El fuego sirvió para manipular ciertos materiales inorgánicos, como el sílex, el ocre y la arcilla, y también orgánicos, como la madera, el asta o la piel. Por lo que respecta al sílex, su verdadero tratamiento térmico no apareció hasta el Paleolítico Superior (Bordes, 1969) modificando algunas características físicas (a veces el color, pero sobre todo el brillo) y sobre todo sus propiedades mecánicas, (disminuyendo su resiliencia y facilitando así su lascado o retoque), aunque se han hecho algunas referencias, poco convincentes, de algún tipo de utilización en el yacimiento achelense de Hangklip (Sudáfrica) y en los musterienses de Fontmaure y Fontéchevade (Francia). En Hangklip, un taller del Achelense Final, aparecen grandes cantidades de lascas térmicas y muchas hachas o hendedores incompletos realizados en esas lascas. A.J.H. Goodwin sugirió que los achelenses obtenían las lascas calentando bloques y enfriándolos con agua para lograr su exfoliación y fractura, sin embargo K. Oakley (1955) apuntaba que no había restos de ceniza alrededor de los bloques. En ninguno de los sitios citados la intencionalidad está clara.
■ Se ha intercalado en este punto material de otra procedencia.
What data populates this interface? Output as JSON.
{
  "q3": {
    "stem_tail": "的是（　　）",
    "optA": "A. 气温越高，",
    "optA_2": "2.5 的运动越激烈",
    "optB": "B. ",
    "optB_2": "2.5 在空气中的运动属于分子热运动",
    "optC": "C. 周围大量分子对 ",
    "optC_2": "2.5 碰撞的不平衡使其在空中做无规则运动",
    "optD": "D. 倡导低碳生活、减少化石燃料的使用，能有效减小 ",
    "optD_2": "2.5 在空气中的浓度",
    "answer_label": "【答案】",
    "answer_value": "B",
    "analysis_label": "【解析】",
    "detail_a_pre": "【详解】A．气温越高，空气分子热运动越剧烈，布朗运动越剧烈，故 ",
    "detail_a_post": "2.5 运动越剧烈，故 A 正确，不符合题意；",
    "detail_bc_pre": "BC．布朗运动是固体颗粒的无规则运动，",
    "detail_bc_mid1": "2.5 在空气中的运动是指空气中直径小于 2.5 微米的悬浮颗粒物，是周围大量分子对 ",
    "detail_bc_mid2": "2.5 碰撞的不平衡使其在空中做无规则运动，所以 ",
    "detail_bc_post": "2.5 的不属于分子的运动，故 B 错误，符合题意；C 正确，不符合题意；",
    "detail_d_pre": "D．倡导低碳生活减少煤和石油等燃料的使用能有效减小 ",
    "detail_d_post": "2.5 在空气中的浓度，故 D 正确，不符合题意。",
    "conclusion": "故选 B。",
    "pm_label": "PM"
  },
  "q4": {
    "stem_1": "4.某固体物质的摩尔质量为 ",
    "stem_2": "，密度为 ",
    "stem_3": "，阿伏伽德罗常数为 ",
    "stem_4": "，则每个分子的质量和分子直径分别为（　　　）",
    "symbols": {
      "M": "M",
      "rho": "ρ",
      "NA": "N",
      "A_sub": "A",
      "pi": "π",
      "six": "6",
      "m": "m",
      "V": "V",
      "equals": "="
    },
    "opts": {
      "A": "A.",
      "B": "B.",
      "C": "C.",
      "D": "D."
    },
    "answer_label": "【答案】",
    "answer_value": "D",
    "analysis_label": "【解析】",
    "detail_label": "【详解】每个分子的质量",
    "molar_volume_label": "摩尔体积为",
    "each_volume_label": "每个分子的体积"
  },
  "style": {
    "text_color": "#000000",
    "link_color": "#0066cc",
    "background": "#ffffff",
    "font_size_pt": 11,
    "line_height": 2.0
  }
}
También con él se procesó el ocre, utilizado desde finales del Paleolítico Medio pero sobre todo en el Paleolítico Superior (en el que se emplea como colorante en el arte, con fines estéticos en el adorno corporal –con casi total seguridad, en los ritos funerarios y en procesos técnicos como la elaboración de “mastics” o masillas para fijar los artefactos, o el curtido de las pieles). Este pigmento mineral natural está compuesto de arcilla e hidróxido de hierro, y su color varía del oscuro-negro al amarillo pasando por el rojo, dependiendo de la proporción de hidróxido de hierro. El rojo es el más raro de forma natural pero es posible obtenerlo a partir de la combustión del ocre amarillo.
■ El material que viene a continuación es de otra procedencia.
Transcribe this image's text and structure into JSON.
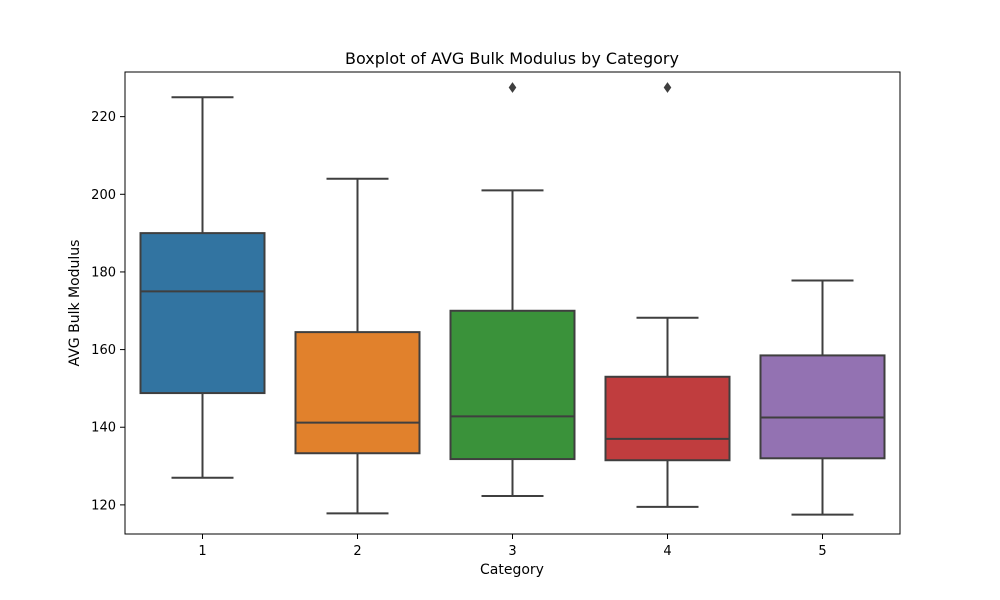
{
  "chart_data": {
    "type": "boxplot",
    "title": "Boxplot of AVG Bulk Modulus by Category",
    "xlabel": "Category",
    "ylabel": "AVG Bulk Modulus",
    "categories": [
      "1",
      "2",
      "3",
      "4",
      "5"
    ],
    "ylim": [
      112.5,
      231.5
    ],
    "yticks": [
      120,
      140,
      160,
      180,
      200,
      220
    ],
    "grid": false,
    "boxes": [
      {
        "category": "1",
        "whisker_low": 127.0,
        "q1": 148.8,
        "median": 175.0,
        "q3": 190.0,
        "whisker_high": 225.0,
        "outliers": [],
        "color": "#3274a1"
      },
      {
        "category": "2",
        "whisker_low": 117.8,
        "q1": 133.3,
        "median": 141.2,
        "q3": 164.5,
        "whisker_high": 204.0,
        "outliers": [],
        "color": "#e1812c"
      },
      {
        "category": "3",
        "whisker_low": 122.3,
        "q1": 131.8,
        "median": 142.8,
        "q3": 170.0,
        "whisker_high": 201.0,
        "outliers": [
          227.5
        ],
        "color": "#3a923a"
      },
      {
        "category": "4",
        "whisker_low": 119.5,
        "q1": 131.5,
        "median": 137.0,
        "q3": 153.0,
        "whisker_high": 168.2,
        "outliers": [
          227.5
        ],
        "color": "#c03d3e"
      },
      {
        "category": "5",
        "whisker_low": 117.5,
        "q1": 132.0,
        "median": 142.5,
        "q3": 158.5,
        "whisker_high": 177.8,
        "outliers": [],
        "color": "#9372b2"
      }
    ]
  }
}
Igualmente en el Paleolítico Superior y antes de la aparición de la cerámica en el Neolítico, encontramos aunque de forma excepcional en el yacimiento moravo de Dolni Vestonice múltiples fragmentos de figurillas en tierra (o en una posible mezcla de loes, polvo de hueso y grasa) cocida.
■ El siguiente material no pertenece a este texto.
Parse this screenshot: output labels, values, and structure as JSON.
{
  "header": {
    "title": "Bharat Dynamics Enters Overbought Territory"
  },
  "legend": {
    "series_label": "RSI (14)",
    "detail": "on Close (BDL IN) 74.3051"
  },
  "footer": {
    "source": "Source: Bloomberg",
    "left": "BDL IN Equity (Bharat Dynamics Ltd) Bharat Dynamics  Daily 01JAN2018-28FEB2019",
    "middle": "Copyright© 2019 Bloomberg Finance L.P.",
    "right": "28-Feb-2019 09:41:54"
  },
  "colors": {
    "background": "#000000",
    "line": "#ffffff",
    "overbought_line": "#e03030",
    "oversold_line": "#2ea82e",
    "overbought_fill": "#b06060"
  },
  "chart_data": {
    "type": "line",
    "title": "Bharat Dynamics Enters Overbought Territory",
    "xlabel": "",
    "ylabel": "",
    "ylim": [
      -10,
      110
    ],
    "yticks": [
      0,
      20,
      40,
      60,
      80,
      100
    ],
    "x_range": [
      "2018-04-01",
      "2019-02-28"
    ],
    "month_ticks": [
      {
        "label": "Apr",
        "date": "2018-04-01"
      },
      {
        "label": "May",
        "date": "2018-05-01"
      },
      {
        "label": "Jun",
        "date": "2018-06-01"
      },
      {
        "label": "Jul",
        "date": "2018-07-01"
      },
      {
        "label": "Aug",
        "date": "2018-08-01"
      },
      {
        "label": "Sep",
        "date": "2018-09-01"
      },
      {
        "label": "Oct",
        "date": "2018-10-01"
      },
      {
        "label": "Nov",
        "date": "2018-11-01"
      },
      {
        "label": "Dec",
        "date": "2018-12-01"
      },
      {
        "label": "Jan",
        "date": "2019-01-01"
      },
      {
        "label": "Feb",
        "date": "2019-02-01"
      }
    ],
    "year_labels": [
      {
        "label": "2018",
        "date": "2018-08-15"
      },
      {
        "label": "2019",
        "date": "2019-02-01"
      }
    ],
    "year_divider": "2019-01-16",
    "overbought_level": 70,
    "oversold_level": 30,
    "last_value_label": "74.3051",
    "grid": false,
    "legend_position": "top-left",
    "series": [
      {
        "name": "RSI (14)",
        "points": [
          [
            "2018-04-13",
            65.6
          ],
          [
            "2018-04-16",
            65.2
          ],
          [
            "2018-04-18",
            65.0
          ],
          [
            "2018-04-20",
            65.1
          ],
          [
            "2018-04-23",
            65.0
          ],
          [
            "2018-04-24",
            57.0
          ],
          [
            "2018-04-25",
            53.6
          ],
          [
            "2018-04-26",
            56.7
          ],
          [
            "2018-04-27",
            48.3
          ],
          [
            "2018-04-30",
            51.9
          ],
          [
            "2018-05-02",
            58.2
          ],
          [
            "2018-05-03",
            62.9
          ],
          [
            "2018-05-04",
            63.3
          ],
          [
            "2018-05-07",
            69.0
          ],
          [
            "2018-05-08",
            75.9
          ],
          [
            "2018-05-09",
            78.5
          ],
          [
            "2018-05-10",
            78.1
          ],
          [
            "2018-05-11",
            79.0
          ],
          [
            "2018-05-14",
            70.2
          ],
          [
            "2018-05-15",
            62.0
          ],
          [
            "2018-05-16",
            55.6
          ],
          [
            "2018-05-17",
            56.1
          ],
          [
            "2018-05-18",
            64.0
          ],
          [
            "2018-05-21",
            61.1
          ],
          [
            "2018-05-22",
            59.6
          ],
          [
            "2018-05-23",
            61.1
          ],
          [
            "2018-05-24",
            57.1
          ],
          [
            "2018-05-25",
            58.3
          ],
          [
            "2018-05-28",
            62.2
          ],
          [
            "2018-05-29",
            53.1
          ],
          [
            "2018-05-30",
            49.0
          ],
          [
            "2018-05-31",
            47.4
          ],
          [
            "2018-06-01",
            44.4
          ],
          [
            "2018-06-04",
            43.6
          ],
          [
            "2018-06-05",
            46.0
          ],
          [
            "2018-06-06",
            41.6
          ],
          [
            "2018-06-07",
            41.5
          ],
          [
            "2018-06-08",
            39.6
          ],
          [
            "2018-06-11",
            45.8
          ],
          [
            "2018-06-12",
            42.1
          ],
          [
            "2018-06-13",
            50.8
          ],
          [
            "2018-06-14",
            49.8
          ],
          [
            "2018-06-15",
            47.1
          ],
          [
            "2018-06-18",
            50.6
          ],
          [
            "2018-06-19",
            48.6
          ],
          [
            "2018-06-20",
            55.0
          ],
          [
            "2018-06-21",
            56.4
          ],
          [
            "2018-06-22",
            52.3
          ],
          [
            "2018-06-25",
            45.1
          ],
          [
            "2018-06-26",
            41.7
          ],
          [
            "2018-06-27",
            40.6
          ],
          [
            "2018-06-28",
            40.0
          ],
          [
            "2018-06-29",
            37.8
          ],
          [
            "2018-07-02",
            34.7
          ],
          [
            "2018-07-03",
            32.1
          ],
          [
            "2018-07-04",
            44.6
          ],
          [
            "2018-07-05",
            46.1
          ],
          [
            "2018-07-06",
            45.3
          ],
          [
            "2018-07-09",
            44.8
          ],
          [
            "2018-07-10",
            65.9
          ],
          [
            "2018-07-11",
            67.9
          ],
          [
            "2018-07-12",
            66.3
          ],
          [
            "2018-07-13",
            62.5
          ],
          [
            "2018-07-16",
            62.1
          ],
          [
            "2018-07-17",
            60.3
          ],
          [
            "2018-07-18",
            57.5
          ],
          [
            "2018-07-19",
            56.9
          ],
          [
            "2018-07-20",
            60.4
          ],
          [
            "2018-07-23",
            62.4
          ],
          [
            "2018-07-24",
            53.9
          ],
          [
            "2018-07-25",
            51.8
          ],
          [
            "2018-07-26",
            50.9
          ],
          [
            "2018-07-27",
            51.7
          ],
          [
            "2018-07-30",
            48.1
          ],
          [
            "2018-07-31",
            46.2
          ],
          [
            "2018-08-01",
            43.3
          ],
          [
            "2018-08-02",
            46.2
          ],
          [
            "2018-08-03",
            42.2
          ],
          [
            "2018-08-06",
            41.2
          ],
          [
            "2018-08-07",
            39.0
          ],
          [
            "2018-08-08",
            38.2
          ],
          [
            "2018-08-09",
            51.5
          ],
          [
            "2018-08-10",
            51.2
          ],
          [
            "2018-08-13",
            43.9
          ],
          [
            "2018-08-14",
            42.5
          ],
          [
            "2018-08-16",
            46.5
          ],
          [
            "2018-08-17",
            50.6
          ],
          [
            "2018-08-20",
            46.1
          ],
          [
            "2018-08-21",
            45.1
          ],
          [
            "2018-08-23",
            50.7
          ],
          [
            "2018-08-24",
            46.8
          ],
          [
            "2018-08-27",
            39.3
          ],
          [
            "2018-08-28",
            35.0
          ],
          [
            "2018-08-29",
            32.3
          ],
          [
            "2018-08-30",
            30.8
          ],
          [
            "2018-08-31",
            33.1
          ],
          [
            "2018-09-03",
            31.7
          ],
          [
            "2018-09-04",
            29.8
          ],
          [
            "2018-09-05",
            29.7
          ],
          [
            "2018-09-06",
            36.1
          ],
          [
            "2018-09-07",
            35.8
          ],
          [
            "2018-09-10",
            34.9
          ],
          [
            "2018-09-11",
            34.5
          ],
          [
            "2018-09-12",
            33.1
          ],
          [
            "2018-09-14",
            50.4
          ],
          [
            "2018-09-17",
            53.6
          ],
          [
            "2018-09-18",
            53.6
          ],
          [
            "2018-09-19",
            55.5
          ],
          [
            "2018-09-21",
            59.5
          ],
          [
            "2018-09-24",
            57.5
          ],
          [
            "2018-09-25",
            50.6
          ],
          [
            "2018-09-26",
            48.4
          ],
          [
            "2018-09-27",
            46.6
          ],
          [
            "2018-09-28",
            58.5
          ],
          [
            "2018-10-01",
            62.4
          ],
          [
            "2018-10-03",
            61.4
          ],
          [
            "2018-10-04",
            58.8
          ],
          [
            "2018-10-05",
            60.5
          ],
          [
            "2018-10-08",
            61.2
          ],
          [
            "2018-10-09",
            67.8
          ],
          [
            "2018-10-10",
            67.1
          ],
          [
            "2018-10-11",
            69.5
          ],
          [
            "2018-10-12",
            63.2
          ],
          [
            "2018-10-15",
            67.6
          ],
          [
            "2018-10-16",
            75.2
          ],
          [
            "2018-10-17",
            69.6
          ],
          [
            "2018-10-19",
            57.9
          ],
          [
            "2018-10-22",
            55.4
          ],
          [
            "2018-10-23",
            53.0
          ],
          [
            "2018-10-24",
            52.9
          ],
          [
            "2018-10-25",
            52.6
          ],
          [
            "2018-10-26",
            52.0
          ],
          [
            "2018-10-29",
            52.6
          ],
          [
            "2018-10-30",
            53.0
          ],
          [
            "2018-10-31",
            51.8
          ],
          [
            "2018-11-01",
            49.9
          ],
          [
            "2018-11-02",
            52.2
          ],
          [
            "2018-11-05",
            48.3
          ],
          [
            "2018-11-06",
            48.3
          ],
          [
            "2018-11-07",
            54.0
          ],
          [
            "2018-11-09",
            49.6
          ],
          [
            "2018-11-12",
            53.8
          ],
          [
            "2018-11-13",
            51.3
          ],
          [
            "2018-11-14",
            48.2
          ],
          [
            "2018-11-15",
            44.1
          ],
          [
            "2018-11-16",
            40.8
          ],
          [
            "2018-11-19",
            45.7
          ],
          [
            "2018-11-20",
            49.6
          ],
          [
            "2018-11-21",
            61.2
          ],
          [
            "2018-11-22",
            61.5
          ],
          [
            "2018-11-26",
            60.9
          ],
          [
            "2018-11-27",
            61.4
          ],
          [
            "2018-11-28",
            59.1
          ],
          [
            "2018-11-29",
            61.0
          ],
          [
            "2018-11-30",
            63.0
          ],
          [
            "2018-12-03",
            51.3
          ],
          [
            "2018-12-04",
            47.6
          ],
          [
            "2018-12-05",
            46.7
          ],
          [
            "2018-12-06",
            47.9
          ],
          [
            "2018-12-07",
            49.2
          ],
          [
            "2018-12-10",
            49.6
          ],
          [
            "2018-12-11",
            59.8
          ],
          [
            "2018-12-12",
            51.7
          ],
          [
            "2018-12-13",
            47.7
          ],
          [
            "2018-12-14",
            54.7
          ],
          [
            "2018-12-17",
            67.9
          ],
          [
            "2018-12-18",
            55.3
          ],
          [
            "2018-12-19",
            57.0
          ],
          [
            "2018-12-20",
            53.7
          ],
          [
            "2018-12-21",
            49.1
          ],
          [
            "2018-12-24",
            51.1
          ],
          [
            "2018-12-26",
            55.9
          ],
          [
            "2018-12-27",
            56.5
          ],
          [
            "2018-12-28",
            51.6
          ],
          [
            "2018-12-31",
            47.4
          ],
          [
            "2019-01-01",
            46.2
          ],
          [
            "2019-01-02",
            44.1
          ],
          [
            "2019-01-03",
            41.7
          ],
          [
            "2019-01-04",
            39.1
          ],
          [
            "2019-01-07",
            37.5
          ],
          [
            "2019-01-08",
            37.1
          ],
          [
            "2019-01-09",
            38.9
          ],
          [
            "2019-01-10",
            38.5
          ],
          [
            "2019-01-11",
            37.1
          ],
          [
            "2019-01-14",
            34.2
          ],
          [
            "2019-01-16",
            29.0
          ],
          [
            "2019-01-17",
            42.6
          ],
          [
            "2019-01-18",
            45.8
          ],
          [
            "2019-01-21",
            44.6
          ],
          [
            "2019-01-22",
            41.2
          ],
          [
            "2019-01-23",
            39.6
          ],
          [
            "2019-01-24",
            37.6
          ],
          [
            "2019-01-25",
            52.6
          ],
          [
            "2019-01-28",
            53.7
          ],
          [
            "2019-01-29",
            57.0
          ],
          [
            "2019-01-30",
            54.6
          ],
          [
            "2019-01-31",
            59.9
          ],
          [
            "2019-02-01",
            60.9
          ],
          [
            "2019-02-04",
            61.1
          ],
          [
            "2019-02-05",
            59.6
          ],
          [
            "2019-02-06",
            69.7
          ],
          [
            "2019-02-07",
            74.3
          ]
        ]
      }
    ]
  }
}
Por último, se conoce más bien poco acerca del componente orgánico de la tecnología del Paleolítico Inferior y Medio, aunque hay alguna evidencia. Cuando se quiere evitar la descomposición de la madera o se desea endurecerla, una de las mejores técnicas es la de proceder a su combustión parcial. Esto permite un modelado más cómodo de la parte externa, al quedar reducida a un estado de carbón, y el endurecimiento de la parte interna calentada pero no carbonizada, que aumenta su resistencia. Las más antiguas lanzas recuperadas proceden del yacimiento Alemán de Schöningen (Thieme 1997), de unos 400.000 años, a las que sigue, probablemente, la de Lehringen con 125.000 años (Thieme y Veil 1985), un arma de 2.40 m. de longitud elaborada en madera de tejo (muy dura ya de por sí) y trabajada con útiles líticos una vez endurecida. En la publicación del sitio de Schöningen da la impresión de que las puntas están carbonizadas, pero tal vez no sea el caso porque nada se dice al respecto (aunque se cita la existencia de un posible hogar). También se ha hecho referencia a la existencia de maderas, aunque no necesariamente lanzas, endurecidas al fuego en el sitio africano de Kalambo Falls.